I also experienced some pretty gnarly sexual side effects on it. It was incredibly difficult to orgasm. Not impossible, but definitely challenging.
Still, my life was much better on it, and I can look back and see that Lexapro eased me through some of the biggest, scariest changes of my life. Through opening my former marriage, relocating cross-country, through dealing with the aftermath of my divorce.
As part of that aftermath, I sought out counseling. And in those sessions, I was able to finally work on developing coping strategies to help me deal with life. Between that and a fantastic new social support system I built in my new home, I came to a point where I decided I’d stop taking the Lexapro and see what happened.
This was in late 2013. I tapered off the medication.
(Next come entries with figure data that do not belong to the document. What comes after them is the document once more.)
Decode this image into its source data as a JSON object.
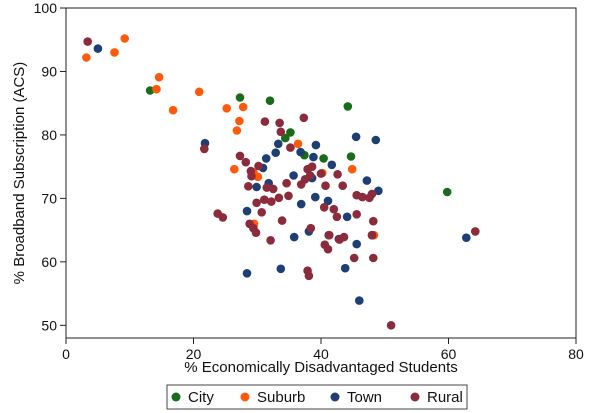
{
  "chart_data": {
    "type": "scatter",
    "title": "",
    "xlabel": "% Economically Disadvantaged Students",
    "ylabel": "% Broadband Subscription (ACS)",
    "xlim": [
      0,
      80
    ],
    "ylim": [
      48,
      100
    ],
    "xticks": [
      0,
      20,
      40,
      60,
      80
    ],
    "yticks": [
      50,
      60,
      70,
      80,
      90,
      100
    ],
    "grid": false,
    "legend_position": "bottom",
    "series": [
      {
        "name": "City",
        "color": "#1a6b1a",
        "points": [
          [
            13.2,
            87.0
          ],
          [
            27.3,
            85.9
          ],
          [
            32.0,
            85.4
          ],
          [
            44.2,
            84.5
          ],
          [
            34.4,
            79.5
          ],
          [
            35.2,
            80.4
          ],
          [
            37.4,
            76.8
          ],
          [
            40.4,
            76.3
          ],
          [
            44.7,
            76.6
          ],
          [
            59.8,
            71.0
          ]
        ]
      },
      {
        "name": "Suburb",
        "color": "#ff5a0a",
        "points": [
          [
            3.2,
            92.2
          ],
          [
            9.2,
            95.2
          ],
          [
            7.6,
            93.0
          ],
          [
            14.6,
            89.1
          ],
          [
            14.2,
            87.2
          ],
          [
            20.9,
            86.8
          ],
          [
            16.8,
            83.9
          ],
          [
            25.2,
            84.2
          ],
          [
            27.8,
            84.4
          ],
          [
            27.2,
            82.2
          ],
          [
            26.8,
            80.7
          ],
          [
            26.4,
            74.6
          ],
          [
            36.4,
            78.6
          ],
          [
            29.4,
            74.1
          ],
          [
            30.1,
            73.4
          ],
          [
            44.9,
            74.6
          ],
          [
            40.2,
            74.0
          ],
          [
            48.3,
            64.2
          ],
          [
            29.5,
            66.0
          ]
        ]
      },
      {
        "name": "Town",
        "color": "#1d3f73",
        "points": [
          [
            5.0,
            93.6
          ],
          [
            21.8,
            78.7
          ],
          [
            33.3,
            78.6
          ],
          [
            39.2,
            78.4
          ],
          [
            36.8,
            77.3
          ],
          [
            32.9,
            77.2
          ],
          [
            38.8,
            76.5
          ],
          [
            31.4,
            76.3
          ],
          [
            45.5,
            79.7
          ],
          [
            48.6,
            79.2
          ],
          [
            30.9,
            74.8
          ],
          [
            29.9,
            71.8
          ],
          [
            31.8,
            72.4
          ],
          [
            35.7,
            73.6
          ],
          [
            38.6,
            73.2
          ],
          [
            41.7,
            75.3
          ],
          [
            36.9,
            69.1
          ],
          [
            39.1,
            70.2
          ],
          [
            41.1,
            69.6
          ],
          [
            47.2,
            72.8
          ],
          [
            49.0,
            71.2
          ],
          [
            44.1,
            67.1
          ],
          [
            41.2,
            64.2
          ],
          [
            38.1,
            64.8
          ],
          [
            28.4,
            68.0
          ],
          [
            35.8,
            63.9
          ],
          [
            45.6,
            62.8
          ],
          [
            48.0,
            64.2
          ],
          [
            42.8,
            63.6
          ],
          [
            46.0,
            53.9
          ],
          [
            28.4,
            58.2
          ],
          [
            33.7,
            58.9
          ],
          [
            43.8,
            59.0
          ],
          [
            62.8,
            63.8
          ]
        ]
      },
      {
        "name": "Rural",
        "color": "#8b2b3c",
        "points": [
          [
            3.4,
            94.7
          ],
          [
            21.7,
            77.8
          ],
          [
            31.2,
            82.1
          ],
          [
            33.5,
            81.9
          ],
          [
            33.7,
            80.5
          ],
          [
            37.3,
            82.7
          ],
          [
            27.3,
            76.7
          ],
          [
            28.2,
            75.7
          ],
          [
            30.2,
            75.1
          ],
          [
            29.0,
            74.3
          ],
          [
            29.1,
            73.5
          ],
          [
            28.6,
            71.9
          ],
          [
            31.5,
            71.7
          ],
          [
            35.2,
            78.0
          ],
          [
            34.6,
            72.4
          ],
          [
            36.9,
            72.2
          ],
          [
            37.5,
            73.0
          ],
          [
            38.3,
            73.6
          ],
          [
            37.9,
            74.6
          ],
          [
            38.6,
            75.0
          ],
          [
            40.0,
            73.9
          ],
          [
            40.7,
            72.0
          ],
          [
            42.6,
            73.8
          ],
          [
            43.4,
            72.0
          ],
          [
            45.6,
            70.5
          ],
          [
            46.5,
            70.2
          ],
          [
            47.6,
            70.1
          ],
          [
            48.0,
            70.7
          ],
          [
            32.5,
            71.5
          ],
          [
            33.4,
            70.1
          ],
          [
            34.9,
            70.4
          ],
          [
            32.2,
            69.5
          ],
          [
            31.1,
            69.8
          ],
          [
            29.9,
            69.3
          ],
          [
            30.7,
            67.8
          ],
          [
            28.8,
            66.0
          ],
          [
            29.4,
            65.3
          ],
          [
            29.8,
            64.6
          ],
          [
            32.1,
            63.4
          ],
          [
            23.8,
            67.6
          ],
          [
            24.6,
            67.0
          ],
          [
            33.9,
            66.5
          ],
          [
            38.4,
            65.3
          ],
          [
            40.5,
            68.6
          ],
          [
            42.0,
            68.3
          ],
          [
            42.5,
            67.1
          ],
          [
            45.6,
            67.5
          ],
          [
            48.2,
            66.4
          ],
          [
            41.3,
            64.2
          ],
          [
            42.9,
            63.5
          ],
          [
            43.6,
            63.9
          ],
          [
            40.6,
            62.7
          ],
          [
            41.1,
            62.0
          ],
          [
            45.2,
            60.6
          ],
          [
            48.2,
            60.6
          ],
          [
            37.9,
            58.6
          ],
          [
            38.1,
            57.8
          ],
          [
            48.0,
            64.2
          ],
          [
            51.0,
            50.0
          ],
          [
            64.2,
            64.8
          ]
        ]
      }
    ]
  }
}
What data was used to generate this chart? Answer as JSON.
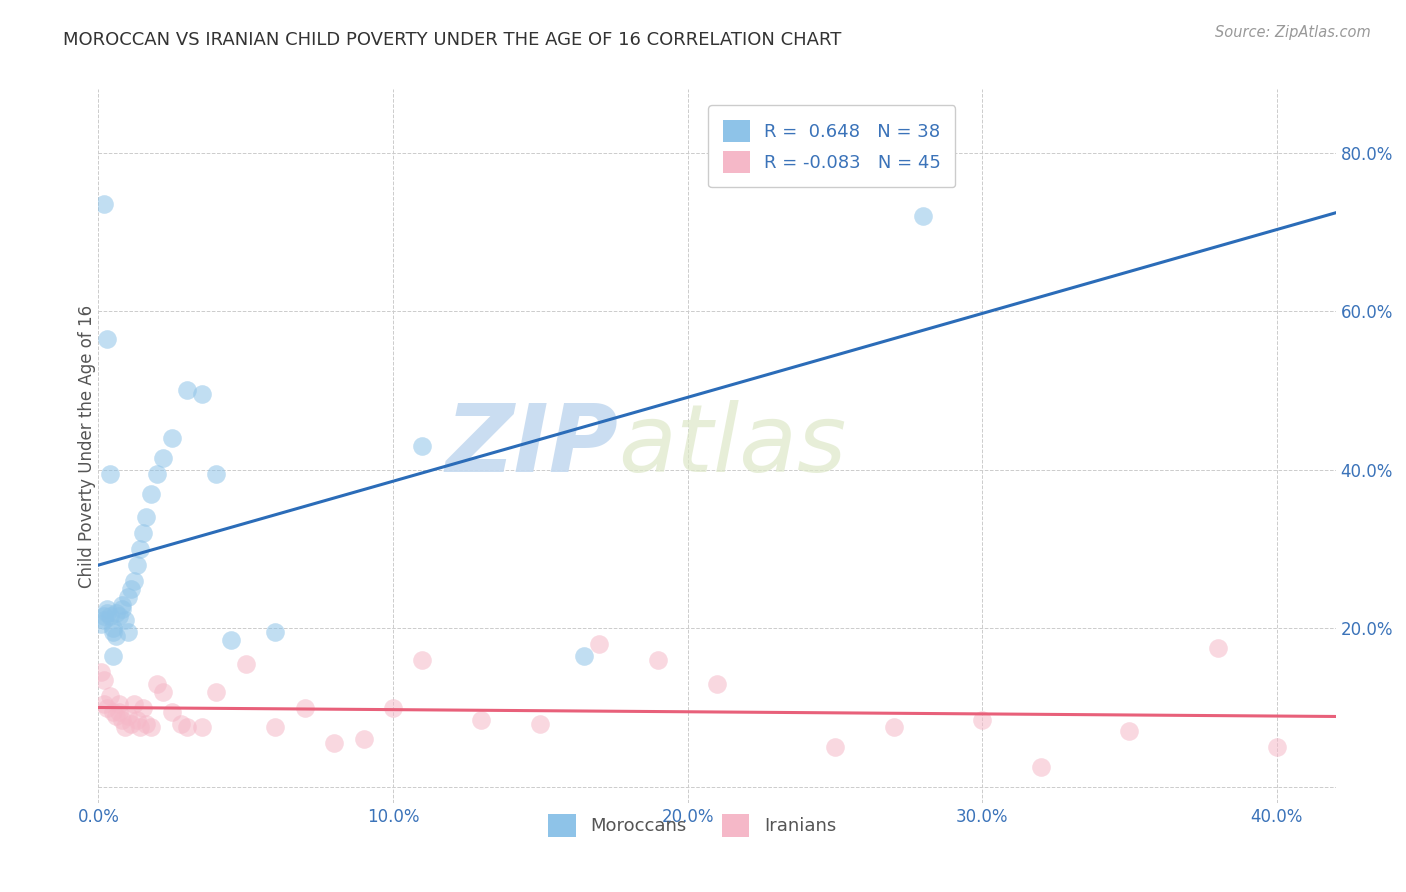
{
  "title": "MOROCCAN VS IRANIAN CHILD POVERTY UNDER THE AGE OF 16 CORRELATION CHART",
  "source": "Source: ZipAtlas.com",
  "ylabel": "Child Poverty Under the Age of 16",
  "xlim": [
    0.0,
    0.42
  ],
  "ylim": [
    -0.02,
    0.88
  ],
  "x_ticks": [
    0.0,
    0.1,
    0.2,
    0.3,
    0.4
  ],
  "x_tick_labels": [
    "0.0%",
    "10.0%",
    "20.0%",
    "30.0%",
    "40.0%"
  ],
  "y_ticks": [
    0.0,
    0.2,
    0.4,
    0.6,
    0.8
  ],
  "y_tick_labels": [
    "",
    "20.0%",
    "40.0%",
    "60.0%",
    "80.0%"
  ],
  "moroccan_R": 0.648,
  "moroccan_N": 38,
  "iranian_R": -0.083,
  "iranian_N": 45,
  "moroccan_color": "#8ec3e8",
  "iranian_color": "#f5b8c8",
  "moroccan_line_color": "#2b6cb8",
  "iranian_line_color": "#e8607a",
  "moroccan_x": [
    0.001,
    0.002,
    0.002,
    0.003,
    0.003,
    0.004,
    0.005,
    0.005,
    0.006,
    0.006,
    0.007,
    0.008,
    0.008,
    0.009,
    0.01,
    0.01,
    0.011,
    0.012,
    0.013,
    0.014,
    0.015,
    0.016,
    0.018,
    0.02,
    0.022,
    0.025,
    0.03,
    0.035,
    0.04,
    0.045,
    0.002,
    0.003,
    0.004,
    0.005,
    0.28,
    0.11,
    0.165,
    0.06
  ],
  "moroccan_y": [
    0.205,
    0.215,
    0.21,
    0.225,
    0.22,
    0.215,
    0.2,
    0.195,
    0.19,
    0.22,
    0.215,
    0.23,
    0.225,
    0.21,
    0.24,
    0.195,
    0.25,
    0.26,
    0.28,
    0.3,
    0.32,
    0.34,
    0.37,
    0.395,
    0.415,
    0.44,
    0.5,
    0.495,
    0.395,
    0.185,
    0.735,
    0.565,
    0.395,
    0.165,
    0.72,
    0.43,
    0.165,
    0.195
  ],
  "iranian_x": [
    0.001,
    0.002,
    0.002,
    0.003,
    0.004,
    0.005,
    0.006,
    0.007,
    0.007,
    0.008,
    0.009,
    0.01,
    0.011,
    0.012,
    0.013,
    0.014,
    0.015,
    0.016,
    0.018,
    0.02,
    0.022,
    0.025,
    0.028,
    0.03,
    0.035,
    0.04,
    0.05,
    0.06,
    0.07,
    0.08,
    0.09,
    0.1,
    0.11,
    0.13,
    0.15,
    0.17,
    0.19,
    0.21,
    0.25,
    0.27,
    0.3,
    0.32,
    0.35,
    0.38,
    0.4
  ],
  "iranian_y": [
    0.145,
    0.135,
    0.105,
    0.1,
    0.115,
    0.095,
    0.09,
    0.095,
    0.105,
    0.085,
    0.075,
    0.09,
    0.08,
    0.105,
    0.085,
    0.075,
    0.1,
    0.08,
    0.075,
    0.13,
    0.12,
    0.095,
    0.08,
    0.075,
    0.075,
    0.12,
    0.155,
    0.075,
    0.1,
    0.055,
    0.06,
    0.1,
    0.16,
    0.085,
    0.08,
    0.18,
    0.16,
    0.13,
    0.05,
    0.075,
    0.085,
    0.025,
    0.07,
    0.175,
    0.05
  ],
  "watermark_zip": "ZIP",
  "watermark_atlas": "atlas",
  "background_color": "#ffffff",
  "grid_color": "#cccccc"
}
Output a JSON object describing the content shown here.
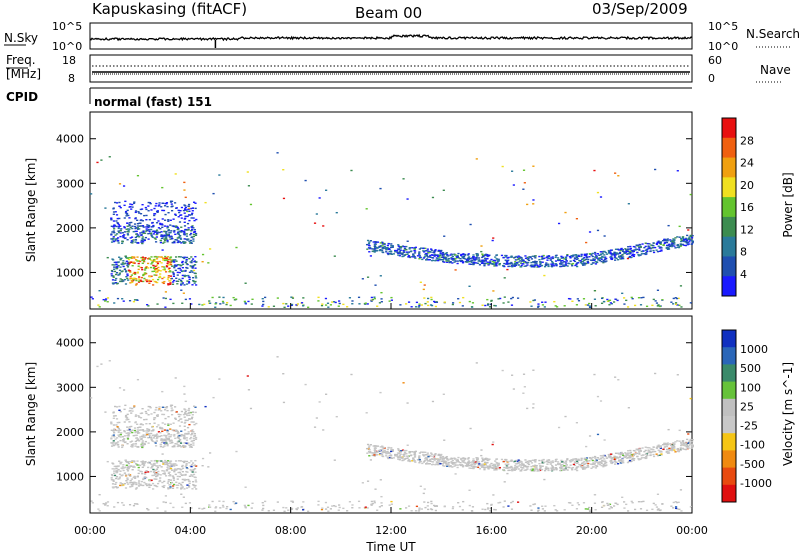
{
  "header": {
    "station": "Kapuskasing (fitACF)",
    "beam": "Beam 00",
    "date": "03/Sep/2009"
  },
  "noise_panel": {
    "left_label": "N.Sky",
    "right_label": "N.Search",
    "left_ticks": [
      "10^5",
      "10^0"
    ],
    "right_ticks": [
      "10^5",
      "10^0"
    ]
  },
  "freq_panel": {
    "left_label_1": "Freq.",
    "left_label_2": "[MHz]",
    "right_label": "Nave",
    "left_ticks": [
      "18",
      "8"
    ],
    "right_ticks": [
      "60",
      "0"
    ]
  },
  "cpid": {
    "label": "CPID",
    "mode": "normal (fast) 151"
  },
  "colors": {
    "power_scale": [
      "#1a1aff",
      "#1f4fb0",
      "#2a7a9a",
      "#3c8c50",
      "#63c42e",
      "#f0e020",
      "#f0a010",
      "#f06010",
      "#e81010"
    ],
    "velocity_scale": [
      "#1030c0",
      "#2a66b8",
      "#3a8a6a",
      "#66c23a",
      "#c0c0c0",
      "#c8c8c8",
      "#f5c515",
      "#f08a10",
      "#e84a10",
      "#e01010"
    ]
  },
  "chart_data": [
    {
      "type": "heatmap",
      "title": "",
      "ylabel": "Slant Range [km]",
      "y_ticks": [
        "1000",
        "2000",
        "3000",
        "4000"
      ],
      "ylim": [
        180,
        4600
      ],
      "x_ticks": [
        "00:00",
        "04:00",
        "08:00",
        "12:00",
        "16:00",
        "20:00",
        "00:00"
      ],
      "xlim_hours": [
        0,
        24
      ],
      "colorbar": {
        "label": "Power [dB]",
        "ticks": [
          "4",
          "8",
          "12",
          "16",
          "20",
          "24",
          "28"
        ],
        "range": [
          0,
          30
        ]
      },
      "features": [
        {
          "desc": "E/F echoes 00-04 UT",
          "x_hours": [
            0.8,
            4.3
          ],
          "range_km": [
            700,
            2500
          ],
          "power_db": [
            3,
            30
          ]
        },
        {
          "desc": "ground scatter band 11-24 UT",
          "x_hours": [
            11.0,
            24.0
          ],
          "range_km": [
            1100,
            2000
          ],
          "power_db": [
            3,
            16
          ]
        },
        {
          "desc": "near-range sporadic echoes",
          "x_hours": [
            0,
            24
          ],
          "range_km": [
            200,
            450
          ],
          "power_db": [
            3,
            20
          ]
        }
      ]
    },
    {
      "type": "heatmap",
      "title": "",
      "ylabel": "Slant Range [km]",
      "y_ticks": [
        "1000",
        "2000",
        "3000",
        "4000"
      ],
      "ylim": [
        180,
        4600
      ],
      "x_ticks": [
        "00:00",
        "04:00",
        "08:00",
        "12:00",
        "16:00",
        "20:00",
        "00:00"
      ],
      "xlim_hours": [
        0,
        24
      ],
      "xlabel": "Time UT",
      "colorbar": {
        "label": "Velocity [m s^-1]",
        "ticks": [
          "1000",
          "500",
          "100",
          "25",
          "-25",
          "-100",
          "-500",
          "-1000"
        ]
      },
      "features": [
        {
          "desc": "near-zero velocity (ground scatter) 00-04 UT",
          "x_hours": [
            0.8,
            4.3
          ],
          "range_km": [
            700,
            2500
          ],
          "velocity_ms": [
            -25,
            25
          ]
        },
        {
          "desc": "near-zero velocity band 11-24 UT",
          "x_hours": [
            11.0,
            24.0
          ],
          "range_km": [
            1100,
            2000
          ],
          "velocity_ms": [
            -25,
            25
          ]
        }
      ]
    }
  ]
}
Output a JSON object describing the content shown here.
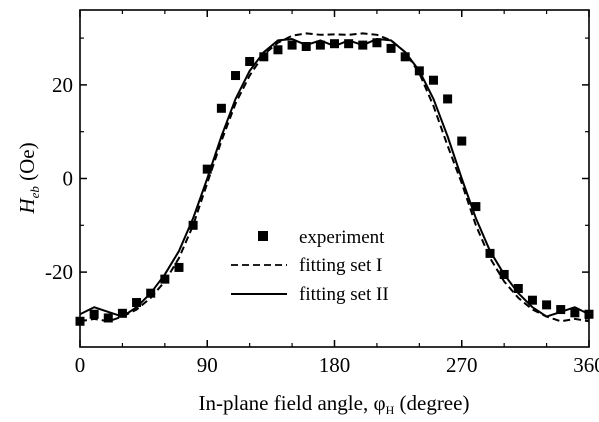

There were definite withdrawal symptoms at first, but after the first month or so, things leveled off.
And once they did, I found that I was coping just as well off the medication as I hoped I would.
My Weight Bounces Up and Down
For the most part, I consider myself successful with weight loss. A decade later, and I haven’t come close to my former top weight. But does that mean that I’ve stayed at my low weight? No.
Instead, my weight bounces up and down, depending on what has been going on at the time. I have a number of weight management strategies that I deploy from time to time. I’m sure you’ve heard of all of them. Nothing revolutionary.
It wasn’t until the past few months, however, that I really came to understand why this happens. I didn’t see a pattern before, but now I’m sure if I looked back that it would be quite clear. I eat for emotional reasons.
That’s why it became effortless to lose weight when taking apathy pills. I had nothing to push back against.
And that’s why when my father passed away this spring during the pandemic, I ate and ate. I was seeking comfort, joy, a neurochemical high.
Looking back, I could see that many times I’d try to change what I ate, to game the system so I could scratch that same itch, get that same high, but not store as much fat on my body.
Even though I’d been “successful” with long-term weight loss (because of my good friend, the apathy pill), I had never tackled the underlying cause: I was using food in an attempt to try to gain some control over my feelings.
Letting the Body Feel
After a brief foray into grief eating, I’ve been making sure I eat less and move more the past month or so. And it’s going well.
Because I’ve been fully on the wagon. Haven’t been tempted to “cheat” once. And I do seem to be getting results. My clothes are fitting better, and I have more energy. So in that sense, it’s going well.
But in another sense, it’s been living hell. Because without the distraction that emotional eating provides, I’ve been forced to actually let my body feel whatever it is that it’s going to feel. And it’s been a dark spring. So feeling those feelings has been beyond exhausting.
It’s easy to stick with the program I’ve set for myself. But sticking with it means I can’t run away from the pain. Instead, I invite the pain in and let it stay with me.
I’m doing my best not to fully entertain this new guest, however, and I find myself hoping that the pain will get bored and show itself out.